Fragen an Dr. Julia Tanck zu ihrem Buch „Unfiltered. Social Media und unser Körperbild“
"In unserer Diätkultur wird der schlanke Körper positiver bewertet und die Beschämung von dicken Körpern, also Bodyshaming, liegt an der Tagesordnung. Diese Dynamik wirkt durch Medien und unser soziales Umfeld permanent auf uns ein. Sie ist tief verankert und stellt ein strukturelles und nicht etwa ein individuelles Problem dar."
Dr. Julia Tanck
Körperunzufriedenheit an sich ist kein neues Thema – gerade Frauen sind gesellschaftlich schon immer den unterschiedlichsten Einflüssen und Anforderungen ausgesetzt. Welche zusätzlichen Herausforderungen bringt Social Media?

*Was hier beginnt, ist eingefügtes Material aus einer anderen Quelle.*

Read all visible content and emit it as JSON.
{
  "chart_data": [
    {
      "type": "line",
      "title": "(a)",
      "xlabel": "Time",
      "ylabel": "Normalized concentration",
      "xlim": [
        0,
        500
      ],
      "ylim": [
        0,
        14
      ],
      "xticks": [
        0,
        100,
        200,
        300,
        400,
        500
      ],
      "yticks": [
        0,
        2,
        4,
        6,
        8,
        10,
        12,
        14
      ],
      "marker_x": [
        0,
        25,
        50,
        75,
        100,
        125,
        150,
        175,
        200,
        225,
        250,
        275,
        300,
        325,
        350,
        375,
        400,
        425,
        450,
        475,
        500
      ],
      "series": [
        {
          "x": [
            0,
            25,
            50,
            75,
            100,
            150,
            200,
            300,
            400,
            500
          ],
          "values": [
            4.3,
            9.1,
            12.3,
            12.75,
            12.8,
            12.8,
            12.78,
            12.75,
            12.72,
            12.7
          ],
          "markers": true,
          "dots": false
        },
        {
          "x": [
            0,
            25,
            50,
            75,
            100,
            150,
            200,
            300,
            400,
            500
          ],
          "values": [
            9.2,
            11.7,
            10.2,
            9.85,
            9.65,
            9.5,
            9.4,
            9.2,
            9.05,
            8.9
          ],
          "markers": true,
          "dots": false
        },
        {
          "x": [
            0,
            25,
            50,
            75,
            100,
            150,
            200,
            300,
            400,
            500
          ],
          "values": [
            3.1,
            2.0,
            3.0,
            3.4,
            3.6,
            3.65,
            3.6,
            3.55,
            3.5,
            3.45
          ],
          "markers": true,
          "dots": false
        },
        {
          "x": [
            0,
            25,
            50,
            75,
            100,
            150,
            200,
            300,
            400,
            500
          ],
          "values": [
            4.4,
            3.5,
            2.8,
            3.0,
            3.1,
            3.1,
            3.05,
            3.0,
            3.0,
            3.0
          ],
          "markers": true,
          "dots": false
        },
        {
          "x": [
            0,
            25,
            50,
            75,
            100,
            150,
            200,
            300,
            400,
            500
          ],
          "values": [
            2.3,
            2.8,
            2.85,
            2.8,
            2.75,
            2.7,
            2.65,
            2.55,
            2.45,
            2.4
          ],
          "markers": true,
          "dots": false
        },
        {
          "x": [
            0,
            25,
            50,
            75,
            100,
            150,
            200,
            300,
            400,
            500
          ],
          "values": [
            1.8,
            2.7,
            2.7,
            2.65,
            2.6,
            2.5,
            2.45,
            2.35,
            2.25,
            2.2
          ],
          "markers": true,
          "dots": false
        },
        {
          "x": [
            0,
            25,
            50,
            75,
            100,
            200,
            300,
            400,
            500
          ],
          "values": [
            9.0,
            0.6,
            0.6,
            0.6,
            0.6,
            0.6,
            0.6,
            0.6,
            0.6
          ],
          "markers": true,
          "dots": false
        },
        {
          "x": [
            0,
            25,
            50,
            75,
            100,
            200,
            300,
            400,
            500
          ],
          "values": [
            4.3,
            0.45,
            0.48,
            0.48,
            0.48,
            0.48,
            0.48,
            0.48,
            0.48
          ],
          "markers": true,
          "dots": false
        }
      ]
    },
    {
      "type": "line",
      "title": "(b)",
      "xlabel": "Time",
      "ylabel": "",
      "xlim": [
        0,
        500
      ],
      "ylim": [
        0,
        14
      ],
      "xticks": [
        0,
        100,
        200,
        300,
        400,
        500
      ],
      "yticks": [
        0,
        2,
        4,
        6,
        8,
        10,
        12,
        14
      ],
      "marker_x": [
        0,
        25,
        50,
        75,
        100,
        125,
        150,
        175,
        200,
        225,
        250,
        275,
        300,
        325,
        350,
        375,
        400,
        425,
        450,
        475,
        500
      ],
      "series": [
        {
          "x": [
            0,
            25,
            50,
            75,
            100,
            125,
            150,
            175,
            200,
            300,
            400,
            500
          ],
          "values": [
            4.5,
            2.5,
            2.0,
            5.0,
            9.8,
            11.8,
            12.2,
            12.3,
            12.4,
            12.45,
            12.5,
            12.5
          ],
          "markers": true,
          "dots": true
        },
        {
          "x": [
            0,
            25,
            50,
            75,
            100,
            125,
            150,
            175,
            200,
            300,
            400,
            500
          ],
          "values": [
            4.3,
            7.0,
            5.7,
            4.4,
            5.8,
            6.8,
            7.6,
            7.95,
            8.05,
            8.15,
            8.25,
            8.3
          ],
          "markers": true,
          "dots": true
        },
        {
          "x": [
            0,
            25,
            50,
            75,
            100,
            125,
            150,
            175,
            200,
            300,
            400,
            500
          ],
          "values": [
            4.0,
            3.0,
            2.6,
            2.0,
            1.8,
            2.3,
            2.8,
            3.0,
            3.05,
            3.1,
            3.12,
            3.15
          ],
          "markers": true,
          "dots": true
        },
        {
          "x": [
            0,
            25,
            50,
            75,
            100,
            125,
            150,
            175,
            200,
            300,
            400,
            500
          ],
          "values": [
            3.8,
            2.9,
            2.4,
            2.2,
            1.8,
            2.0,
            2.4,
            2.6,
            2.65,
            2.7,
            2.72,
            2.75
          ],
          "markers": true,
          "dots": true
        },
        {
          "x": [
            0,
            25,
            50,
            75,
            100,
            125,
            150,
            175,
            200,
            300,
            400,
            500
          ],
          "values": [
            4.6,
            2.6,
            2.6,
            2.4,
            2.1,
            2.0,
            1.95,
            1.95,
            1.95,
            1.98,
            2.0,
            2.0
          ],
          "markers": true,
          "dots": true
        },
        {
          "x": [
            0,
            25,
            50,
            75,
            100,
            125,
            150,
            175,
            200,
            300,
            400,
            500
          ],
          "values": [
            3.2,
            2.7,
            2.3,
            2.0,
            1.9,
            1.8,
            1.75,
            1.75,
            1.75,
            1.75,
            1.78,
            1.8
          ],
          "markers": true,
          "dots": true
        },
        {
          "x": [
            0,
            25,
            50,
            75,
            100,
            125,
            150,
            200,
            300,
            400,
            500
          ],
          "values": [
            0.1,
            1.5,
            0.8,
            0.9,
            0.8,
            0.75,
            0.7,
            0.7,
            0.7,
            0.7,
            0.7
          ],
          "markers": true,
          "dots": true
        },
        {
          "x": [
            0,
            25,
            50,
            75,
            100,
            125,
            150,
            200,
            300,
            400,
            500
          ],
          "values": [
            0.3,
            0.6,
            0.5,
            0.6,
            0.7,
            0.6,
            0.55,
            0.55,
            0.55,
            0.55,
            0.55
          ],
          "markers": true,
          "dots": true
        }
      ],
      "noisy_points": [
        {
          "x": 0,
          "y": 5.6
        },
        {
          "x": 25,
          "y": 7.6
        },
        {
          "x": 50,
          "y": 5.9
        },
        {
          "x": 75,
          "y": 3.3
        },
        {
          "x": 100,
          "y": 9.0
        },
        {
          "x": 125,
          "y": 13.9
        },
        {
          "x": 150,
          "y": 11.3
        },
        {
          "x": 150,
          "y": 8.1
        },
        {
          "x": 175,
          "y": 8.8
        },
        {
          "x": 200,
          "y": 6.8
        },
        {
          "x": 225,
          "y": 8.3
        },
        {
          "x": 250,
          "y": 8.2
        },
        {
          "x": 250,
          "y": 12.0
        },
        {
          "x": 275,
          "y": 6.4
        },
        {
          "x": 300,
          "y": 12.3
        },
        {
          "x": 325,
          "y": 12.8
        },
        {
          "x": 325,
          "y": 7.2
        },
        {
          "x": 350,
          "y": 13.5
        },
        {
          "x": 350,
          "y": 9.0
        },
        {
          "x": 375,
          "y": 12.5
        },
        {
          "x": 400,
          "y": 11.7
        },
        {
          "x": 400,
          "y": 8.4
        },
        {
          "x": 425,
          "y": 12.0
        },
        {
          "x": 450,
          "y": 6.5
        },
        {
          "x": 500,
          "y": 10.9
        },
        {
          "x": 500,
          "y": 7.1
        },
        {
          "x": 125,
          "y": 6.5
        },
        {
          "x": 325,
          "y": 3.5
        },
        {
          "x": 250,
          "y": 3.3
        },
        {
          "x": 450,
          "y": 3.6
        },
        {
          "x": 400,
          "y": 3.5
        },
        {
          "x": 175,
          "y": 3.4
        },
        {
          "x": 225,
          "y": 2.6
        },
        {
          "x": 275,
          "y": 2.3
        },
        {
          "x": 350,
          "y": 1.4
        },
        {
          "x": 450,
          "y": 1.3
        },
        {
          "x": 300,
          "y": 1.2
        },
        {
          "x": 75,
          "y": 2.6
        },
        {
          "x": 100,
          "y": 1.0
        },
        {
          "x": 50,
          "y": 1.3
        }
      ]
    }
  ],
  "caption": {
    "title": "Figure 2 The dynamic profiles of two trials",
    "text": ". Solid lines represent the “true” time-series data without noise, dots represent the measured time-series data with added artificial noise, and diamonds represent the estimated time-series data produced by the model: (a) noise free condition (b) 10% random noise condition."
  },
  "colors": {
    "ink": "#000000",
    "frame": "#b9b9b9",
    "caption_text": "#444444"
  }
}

Durch das Social Media Zeitalter sind wir schon sehr früh mit vermeintlichen Idealkörpern, die oft durch Filter optimiert und verändert wurden, konfrontiert. Früher haben wir vielleicht ein Plakat oder ein Zeitschriftencover gesehen, demgegenüber sind wir auf Social Media ständig einer Masse an Bildern ausgesetzt. Die Zielgruppe wird zudem immer jünger und der Fokus auf Vergleich wird stärker, denn Creator:innen wirken viel nahbarbarer als Models in Zeitschriften oder Schauspielerinnen im Fernsehen. Wir identifizieren uns mit Influencerinnen und Influencern stärker als mit Personen im Fernsehen, denn die Creator:innen sprechen uns als Konsument:innen direkt an, wodurch eine gefühlte Nähe entsteht.
Wie kann man sich selbst oder auch Heranwachsende davor schützen?
Es ist schwierig, sich komplett zu schützen, denn soziale Medien sind Teil der Gesellschaft. Neben dem Vorteil der breiten Informationsgewinnung über die Vielfalt an Inhalten finden wir auf Social Media auch potenziell schädliche Messages. Die sozialen Medien deshalb komplett zu meiden ist jedoch auch nicht zeitgemäß. Deswegen sollten wir lieber schauen, wie wir unseren eigenen Konsum dahingehend verändern, dass er sich für uns persönlich positiv auswirkt. Und das funktioniert über die Vermittlung von Medienkompetenz. Vor allem bei Jugendlichen, deren Körper sich noch verändern, sollte präventiv angesetzt werden. Das belegen auch Studien, wonach die Schaffung einer sogenannten „kognitiven Dissonanz“ dabei hilft, potentielle Schäden von Social Media zu verhindern. Die „Kognitive Dissonanz“ entsteht dann, wenn wir verinnerlichen, dass nicht alles der Realität entspricht, was wir auf Social Media sehen.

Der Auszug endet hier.